Digital health care has the potential to support millions of refugees around the world who have been displaced from communities and live far from conventional services, a health technology conference heard.

Former refugees turned entrepreneurs and tech innovators revealed their experiences and how they had shaped new remote migrant services during the final day of the World Health Expo in Dubai.

The three-day conference heard how technology is playing an ever increasing role in health services, including for vulnerable people displaced from their homes and communities.

Experts said digital health can address the considerable challenges faced by refugees who have fled war-ravaged countries, such as access to diagnostics, screening and mental health support.

“There remains a lot of stigma around refugees, so it’s important to have that compassionate and inclusive approach towards migrant health care,” said Dr Waheed Arian, founder of Arian Wellbeing, an online mental health assessment service.

As a doctor in the UK, Dr Arian established the Arian Teleheal charity, after dealing with anxiety, depression and post traumatic stress disorder as a young refugee in war-torn 1980s Afghanistan.

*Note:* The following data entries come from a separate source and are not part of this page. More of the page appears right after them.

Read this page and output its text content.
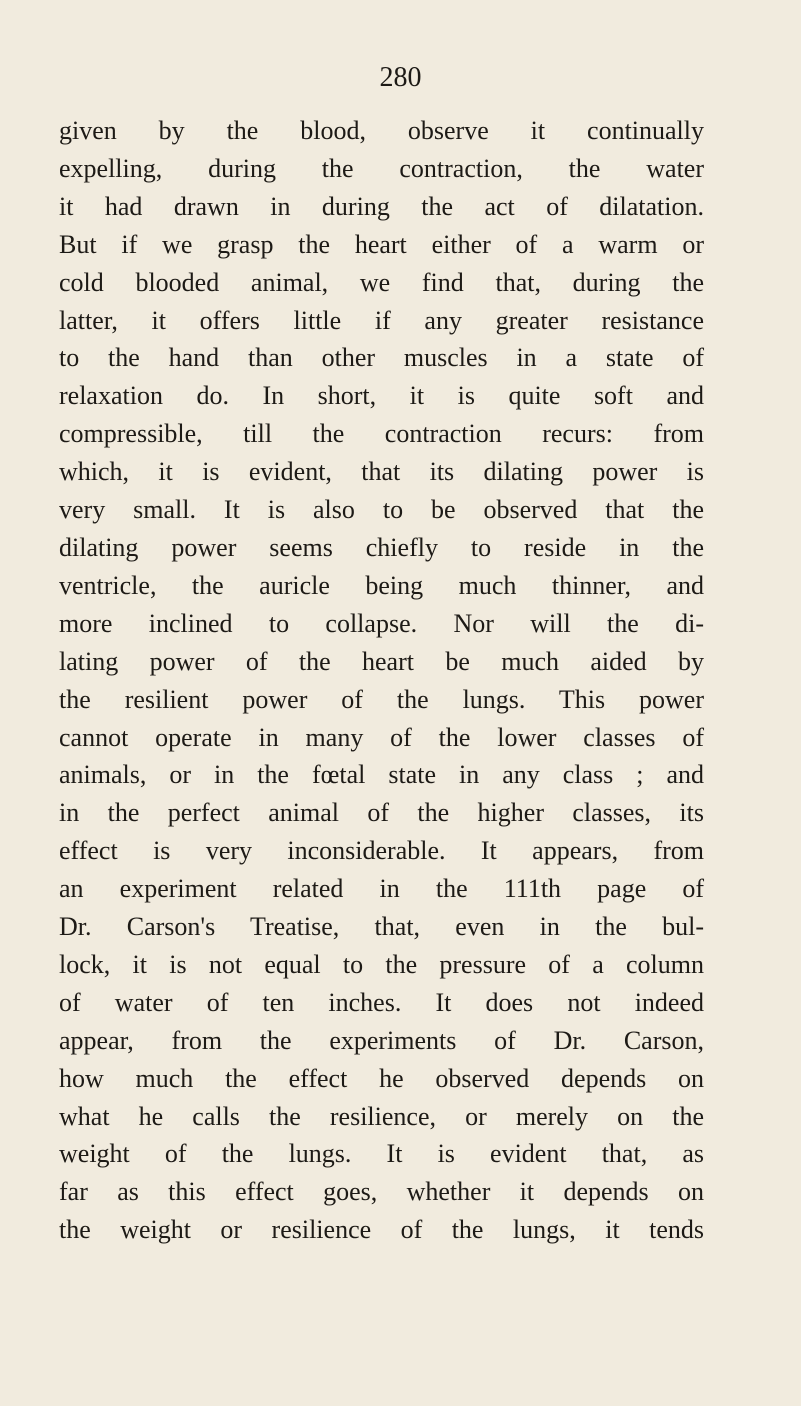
280
given by the blood, observe it continually
expelling, during the contraction, the water
it had drawn in during the act of dilatation.
But if we grasp the heart either of a warm or
cold blooded animal, we find that, during the
latter, it offers little if any greater resistance
to the hand than other muscles in a state of
relaxation do. In short, it is quite soft and
compressible, till the contraction recurs: from
which, it is evident, that its dilating power is
very small. It is also to be observed that the
dilating power seems chiefly to reside in the
ventricle, the auricle being much thinner, and
more inclined to collapse. Nor will the di-
lating power of the heart be much aided by
the resilient power of the lungs. This power
cannot operate in many of the lower classes of
animals, or in the fœtal state in any class ; and
in the perfect animal of the higher classes, its
effect is very inconsiderable. It appears, from
an experiment related in the 111th page of
Dr. Carson's Treatise, that, even in the bul-
lock, it is not equal to the pressure of a column
of water of ten inches. It does not indeed
appear, from the experiments of Dr. Carson,
how much the effect he observed depends on
what he calls the resilience, or merely on the
weight of the lungs. It is evident that, as
far as this effect goes, whether it depends on
the weight or resilience of the lungs, it tends
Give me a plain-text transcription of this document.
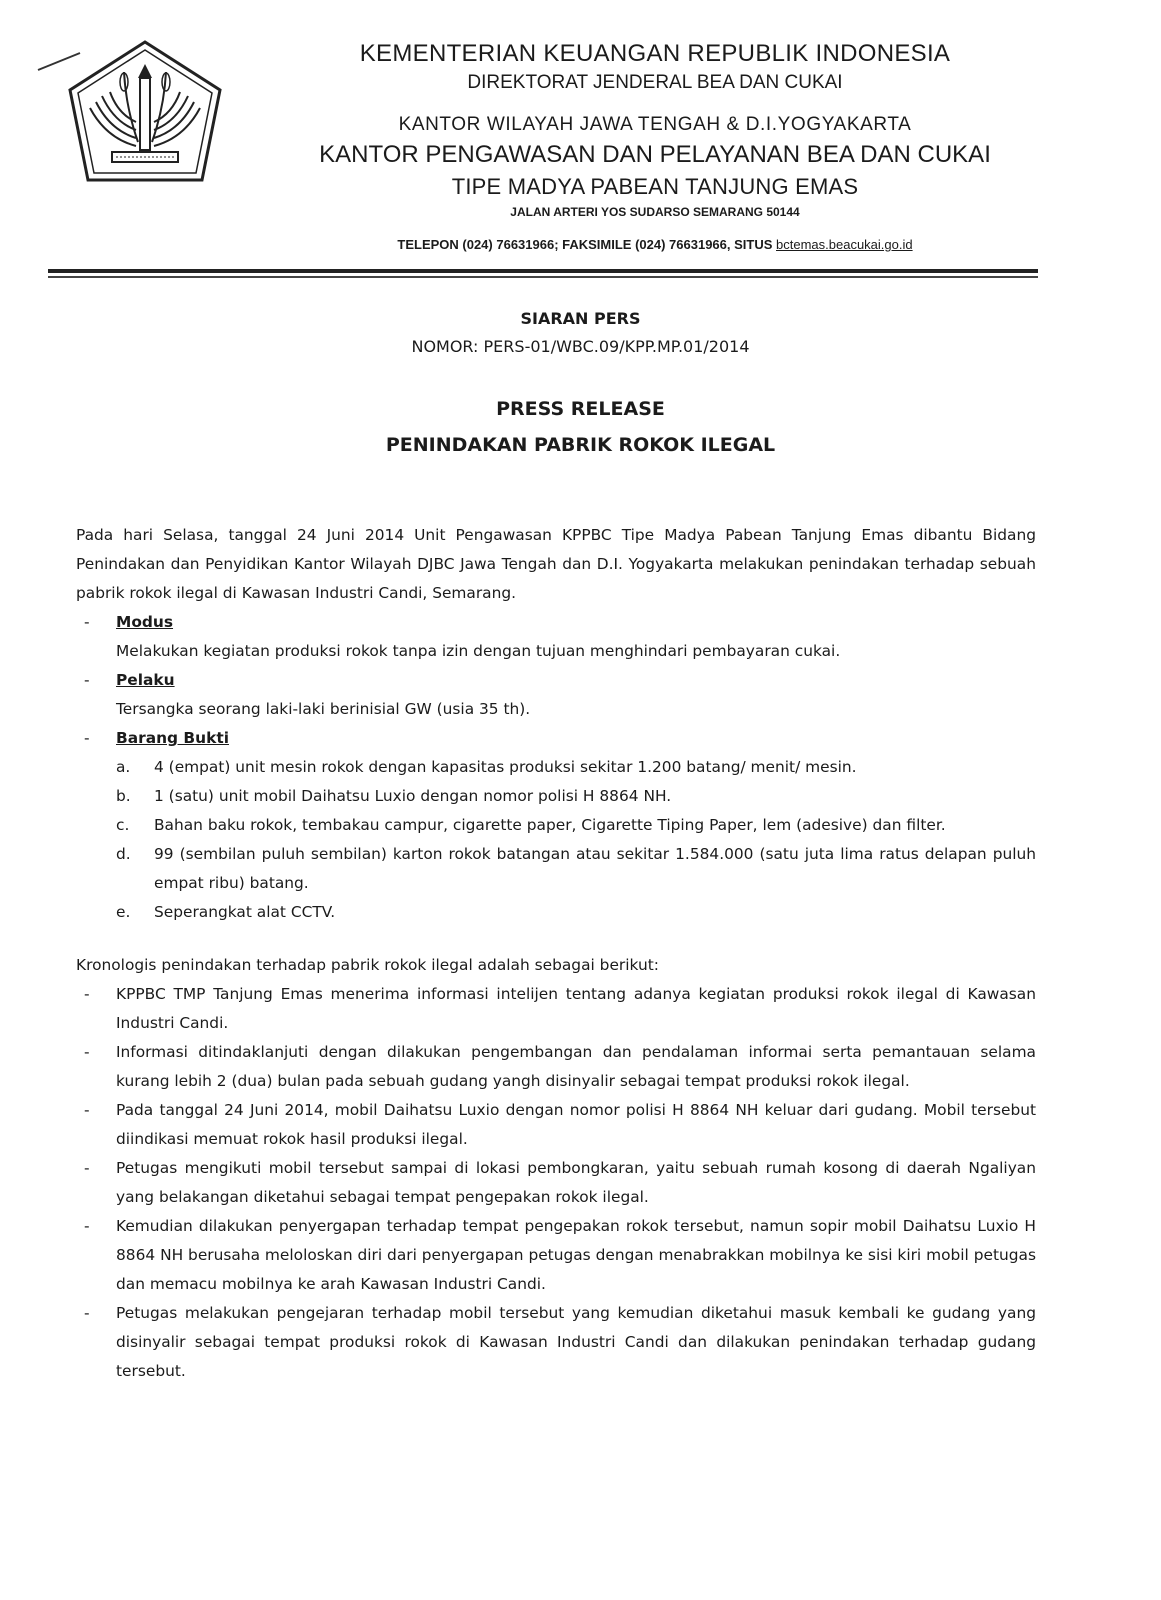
KEMENTERIAN KEUANGAN REPUBLIK INDONESIA
DIREKTORAT JENDERAL BEA DAN CUKAI
KANTOR WILAYAH JAWA TENGAH & D.I.YOGYAKARTA
KANTOR PENGAWASAN DAN PELAYANAN BEA DAN CUKAI
TIPE MADYA PABEAN TANJUNG EMAS
JALAN ARTERI YOS SUDARSO SEMARANG 50144
TELEPON (024) 76631966; FAKSIMILE (024) 76631966, SITUS bctemas.beacukai.go.id
SIARAN PERS
NOMOR: PERS-01/WBC.09/KPP.MP.01/2014
PRESS RELEASE
PENINDAKAN PABRIK ROKOK ILEGAL

Pada hari Selasa, tanggal 24 Juni 2014 Unit Pengawasan KPPBC Tipe Madya Pabean Tanjung Emas dibantu Bidang Penindakan dan Penyidikan Kantor Wilayah DJBC Jawa Tengah dan D.I. Yogyakarta melakukan penindakan terhadap sebuah pabrik rokok ilegal di Kawasan Industri Candi, Semarang.

- Modus
Melakukan kegiatan produksi rokok tanpa izin dengan tujuan menghindari pembayaran cukai.
- Pelaku
Tersangka seorang laki-laki berinisial GW (usia 35 th).
- Barang Bukti
a. 4 (empat) unit mesin rokok dengan kapasitas produksi sekitar 1.200 batang/ menit/ mesin.
b. 1 (satu) unit mobil Daihatsu Luxio dengan nomor polisi H 8864 NH.
c. Bahan baku rokok, tembakau campur, cigarette paper, Cigarette Tiping Paper, lem (adesive) dan filter.
d. 99 (sembilan puluh sembilan) karton rokok batangan atau sekitar 1.584.000 (satu juta lima ratus delapan puluh empat ribu) batang.
e. Seperangkat alat CCTV.

Kronologis penindakan terhadap pabrik rokok ilegal adalah sebagai berikut:

- KPPBC TMP Tanjung Emas menerima informasi intelijen tentang adanya kegiatan produksi rokok ilegal di Kawasan Industri Candi.
- Informasi ditindaklanjuti dengan dilakukan pengembangan dan pendalaman informai serta pemantauan selama kurang lebih 2 (dua) bulan pada sebuah gudang yangh disinyalir sebagai tempat produksi rokok ilegal.
- Pada tanggal 24 Juni 2014, mobil Daihatsu Luxio dengan nomor polisi H 8864 NH keluar dari gudang. Mobil tersebut diindikasi memuat rokok hasil produksi ilegal.
- Petugas mengikuti mobil tersebut sampai di lokasi pembongkaran, yaitu sebuah rumah kosong di daerah Ngaliyan yang belakangan diketahui sebagai tempat pengepakan rokok ilegal.
- Kemudian dilakukan penyergapan terhadap tempat pengepakan rokok tersebut, namun sopir mobil Daihatsu Luxio H 8864 NH berusaha meloloskan diri dari penyergapan petugas dengan menabrakkan mobilnya ke sisi kiri mobil petugas dan memacu mobilnya ke arah Kawasan Industri Candi.
- Petugas melakukan pengejaran terhadap mobil tersebut yang kemudian diketahui masuk kembali ke gudang yang disinyalir sebagai tempat produksi rokok di Kawasan Industri Candi dan dilakukan penindakan terhadap gudang tersebut.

The charity enables doctors in conflict zones to use their smart phones to receive advice from global specialists.

Dr Arian said although migrant healthcare was widely neglected, the void could be filled with more remote access to digital health services.

“I experienced firsthand, along with millions of other people, what it is like to have no access to reliable health care and as a result of that, to lose family members,” he added.

“That’s an experience that has shaped how I see human beings who need access to basic health care and comfort. We look at refugees and map out their entire journey – from triage, to screening and assessment, all the way to therapy and beyond.”

Long-term impact of war

Services offered by Arian Wellbeing are adapted to meet the language, cultural, and spiritual needs of the populations served, while also addressing the long-term effects of war trauma, displacement and structural inequity.

“Often refugees have experienced a lot of trauma, whether it’s before their migration, during the journey, or after the migration in the countries they’re in,” said Dr Arian.

“We are mapping that journey and connecting them through an expert, by video call, audio call or text to provide them that support.

“In our work in the NHS in the UK, it brings in the schools, social services, community health services and also partners and non-profits for work, as well as commercial partners to find a solution for displaced people.”

Online support for the mental health of displaced people has proved successful elsewhere.

A study by the Ministry of Public Health Lebanon assessed how effective a step-by-step programme supported by the World Health Organisation was in helping Syrian refugees in 2020.

The study included 569 Syrian adults with an average age of 31, of which 58 per cent were women. A digital intervention designed to treat depression through an internet-connected device included weekly support with a 15-minute online consultation or phone call and a three-month follow up assessment.

Results showed those who received the digital intervention with remote guidance from trained non-specialist helpers showed significantly better functioning.

They were also significantly less depressed than those who received enhanced standard care in a control group.

Securing patient data

However, Nadia Kadhim, a human rights lawyer and CEO of Naq Cyber, an automated healthcare compliance platform, said protecting the data of vulnerable refugees when delivering digital health services remained a challenge.

“Everyone has the right to privacy, and that includes their data,” said Ms Kadhim during a WHX Tech panel event. “But what if those rights can’t be exercised because they’re not attached to a legal identity, which is the reality for millions of refugees around the world?

“Compliance and regulation is a massive barrier to entry for a lot of these great digital innovations, let alone when we’re actually talking about people who are extremely vulnerable in need of these solutions now.”

Improvements to health care for millions of Palestinian refugees are under way via the United Nations Relief Work Agency which is modernising health care delivery across 143 UNRWA health centres.

Clinics will use a unified electronic medical record system which can be accessed by about 3,200 staff across the agency’s five fields of operation in Syria, Jordan, Lebanon, the occupied West Bank and Gaza.

The secure, cloud-based system will replace the fragmented legacy platform eHealth from 2026.

Also speaking at the WHX Tech summit in Dubai, Dr Sam Shah, a digital health adviser at Neom in Saudi Arabia, said refugees accessing digital health would need to be confident their data was secure when accessing remote care.

“People are often scared how they identify themselves in the system, and about what happens to their data,” Dr Shah said. “Is that data going to be used in a way that would be used and abused against them, or will they be identified in a way that could have harmed them and damage their health?

“As decision makers, we must come up with regulation mechanisms that allow access and protect those individuals. That is a critically important point.”